Per cui l’altro giorno l’onorevole De Rosa, che come tutti prima di parlare dovrebbe farsi girare la lingua sette volte, e poi altre sette, ha certamente sbagliato bersaglio. Ma è pur vero che il sospetto grava da anni sulle assemblee elettive, né contribuisce a ripristinarne l’antica virtù. Anche l’onorevole Crosetto, accusato di aver accampato lauree inesistenti, si è difeso alla radio facendo notare che, rispetto alla sua pecca, ce ne sono di più gravi e guarda caso c’è chi «porta puttane in Parlamento». Così come non molto tempo fa, fresco assessore in Sicilia, Franco Battiato ha rilevato che alla Camera e al Senato ci sono «troie inaccettabili e disposte a tutto». Seguirono scandalo e dimissioni.

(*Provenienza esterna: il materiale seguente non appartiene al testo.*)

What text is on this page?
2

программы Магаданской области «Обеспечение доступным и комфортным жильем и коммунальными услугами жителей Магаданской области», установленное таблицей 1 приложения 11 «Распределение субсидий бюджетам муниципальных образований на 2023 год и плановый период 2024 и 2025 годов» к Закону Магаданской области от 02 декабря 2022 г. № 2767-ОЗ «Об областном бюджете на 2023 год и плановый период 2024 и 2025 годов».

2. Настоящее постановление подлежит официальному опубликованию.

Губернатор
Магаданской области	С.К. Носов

Ma non è questo, o meglio non è solo questo il punto sensibile. Ciò che allarma, semmai, è che per vie traverse il passato prossimo del potere sta presentando un prezzo impietoso da pagare. C’entra poco che De Rosa ne sia sempre stato lontano. E’ la spudoratezza ormai che ha la maggioranza. La necessità di rivelare come tutto sia sporco, come ogni presenza abbia una inconfessabile ragione. Il linguaggio politico si è definitivamente omologato a quello della strada, dei bar, dello stadio.
Mostrare ciò che è privato è stata davvero la legge di questo tempo. Lo si nota dice da osservatori quasi distaccati. Forse il comando poteva offrire altri esempio. Ma ha dispensato la tirannia dell’intimità, l’imperativo morale dell’esibizionismo culminato in un pornoromanzo a base di sciagurate e sciagurati personaggi. I pompini – se è consentito, anche se suona assurdo e fa ridere metterla così – arrivano nel palazzo dove si fonda la Norma da lontano, ma pure da molto vicino. Hanno a che fare le confessioni esibizionistiche dei talk-show e con le parolacce, i gesti osceni, le pernacchie, gli sputi che abbondano in questi anni.

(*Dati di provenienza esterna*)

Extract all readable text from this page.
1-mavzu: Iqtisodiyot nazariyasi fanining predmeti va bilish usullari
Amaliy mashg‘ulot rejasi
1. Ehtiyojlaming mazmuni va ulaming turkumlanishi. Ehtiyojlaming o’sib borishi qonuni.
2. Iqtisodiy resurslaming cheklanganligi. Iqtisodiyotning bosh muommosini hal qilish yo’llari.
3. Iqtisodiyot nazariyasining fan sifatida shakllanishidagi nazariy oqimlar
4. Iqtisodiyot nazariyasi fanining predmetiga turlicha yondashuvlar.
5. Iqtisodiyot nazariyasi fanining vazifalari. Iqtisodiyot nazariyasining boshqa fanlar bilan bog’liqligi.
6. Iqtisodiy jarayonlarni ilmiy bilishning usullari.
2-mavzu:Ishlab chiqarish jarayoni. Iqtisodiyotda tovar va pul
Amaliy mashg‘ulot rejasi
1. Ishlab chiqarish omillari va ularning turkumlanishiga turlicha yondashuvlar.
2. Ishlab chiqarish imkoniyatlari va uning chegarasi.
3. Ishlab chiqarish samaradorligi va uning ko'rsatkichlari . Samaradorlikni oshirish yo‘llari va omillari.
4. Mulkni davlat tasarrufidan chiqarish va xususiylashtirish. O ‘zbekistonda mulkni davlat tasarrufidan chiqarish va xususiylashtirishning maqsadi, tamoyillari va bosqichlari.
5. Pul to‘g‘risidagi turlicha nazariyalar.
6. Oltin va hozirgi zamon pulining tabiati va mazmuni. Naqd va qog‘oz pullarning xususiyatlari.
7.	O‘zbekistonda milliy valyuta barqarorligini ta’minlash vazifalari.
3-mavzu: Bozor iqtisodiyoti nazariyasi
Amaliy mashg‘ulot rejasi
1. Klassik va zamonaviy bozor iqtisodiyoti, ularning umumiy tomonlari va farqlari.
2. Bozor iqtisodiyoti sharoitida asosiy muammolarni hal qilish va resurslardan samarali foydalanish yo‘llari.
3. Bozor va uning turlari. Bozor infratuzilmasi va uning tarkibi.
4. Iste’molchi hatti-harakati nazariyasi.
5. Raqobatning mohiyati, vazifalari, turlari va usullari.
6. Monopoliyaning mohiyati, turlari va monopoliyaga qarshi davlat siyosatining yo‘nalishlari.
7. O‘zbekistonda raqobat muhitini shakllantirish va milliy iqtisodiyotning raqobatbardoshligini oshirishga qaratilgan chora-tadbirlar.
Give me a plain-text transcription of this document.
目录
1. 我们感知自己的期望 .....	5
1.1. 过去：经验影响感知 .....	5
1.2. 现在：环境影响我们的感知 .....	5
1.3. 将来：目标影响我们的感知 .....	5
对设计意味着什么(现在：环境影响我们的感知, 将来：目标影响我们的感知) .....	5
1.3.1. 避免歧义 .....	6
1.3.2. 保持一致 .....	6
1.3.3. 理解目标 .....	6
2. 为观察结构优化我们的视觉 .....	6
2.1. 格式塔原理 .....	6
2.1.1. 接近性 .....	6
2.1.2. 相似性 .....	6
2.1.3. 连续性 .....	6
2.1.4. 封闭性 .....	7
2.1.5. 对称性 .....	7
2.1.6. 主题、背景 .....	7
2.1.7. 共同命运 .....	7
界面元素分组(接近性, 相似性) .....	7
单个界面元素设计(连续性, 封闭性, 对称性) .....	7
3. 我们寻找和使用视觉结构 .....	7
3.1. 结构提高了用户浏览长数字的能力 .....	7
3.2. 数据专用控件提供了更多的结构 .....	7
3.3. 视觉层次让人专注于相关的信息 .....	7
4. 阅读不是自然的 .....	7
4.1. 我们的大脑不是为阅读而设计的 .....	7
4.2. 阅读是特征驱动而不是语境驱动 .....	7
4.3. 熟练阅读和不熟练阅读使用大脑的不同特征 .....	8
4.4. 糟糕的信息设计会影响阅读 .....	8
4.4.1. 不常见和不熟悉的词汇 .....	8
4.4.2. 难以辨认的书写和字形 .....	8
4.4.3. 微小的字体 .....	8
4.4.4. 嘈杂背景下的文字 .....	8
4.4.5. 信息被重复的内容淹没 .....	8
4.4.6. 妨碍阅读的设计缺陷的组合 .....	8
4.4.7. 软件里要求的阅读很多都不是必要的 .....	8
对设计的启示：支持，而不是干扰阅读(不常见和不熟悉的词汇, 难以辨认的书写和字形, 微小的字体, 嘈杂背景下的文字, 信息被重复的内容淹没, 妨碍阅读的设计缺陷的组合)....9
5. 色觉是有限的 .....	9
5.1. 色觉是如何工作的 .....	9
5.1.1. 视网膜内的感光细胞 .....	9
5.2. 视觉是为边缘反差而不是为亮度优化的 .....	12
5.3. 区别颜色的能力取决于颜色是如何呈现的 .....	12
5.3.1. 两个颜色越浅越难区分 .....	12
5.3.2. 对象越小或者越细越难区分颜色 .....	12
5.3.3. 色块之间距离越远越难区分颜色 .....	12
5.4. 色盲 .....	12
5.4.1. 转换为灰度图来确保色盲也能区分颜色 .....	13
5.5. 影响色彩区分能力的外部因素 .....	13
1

Si è detto che l’Italia politica sempre più andava assomigliando a un cinepanettone, ma dietro si poteva già intravedere l’ombra del Bagaglino, l’energia dissoluta e irrefrenabile di figure che vivevano di puro istinto, e se facevano ridere bene, se no andava bene lo stesso. Quando il re appare nudo non è che tutto prosegue come prima. Gli spettacoli, a loro volta, celano una crisi di cui non s’indovina la portata, uno smottamento che va accelerandosi, profondo, cataclismatico. Altro che pompini. Altro che grillini. Altro che trent’anni sprecati senza nemmeno accorgersene.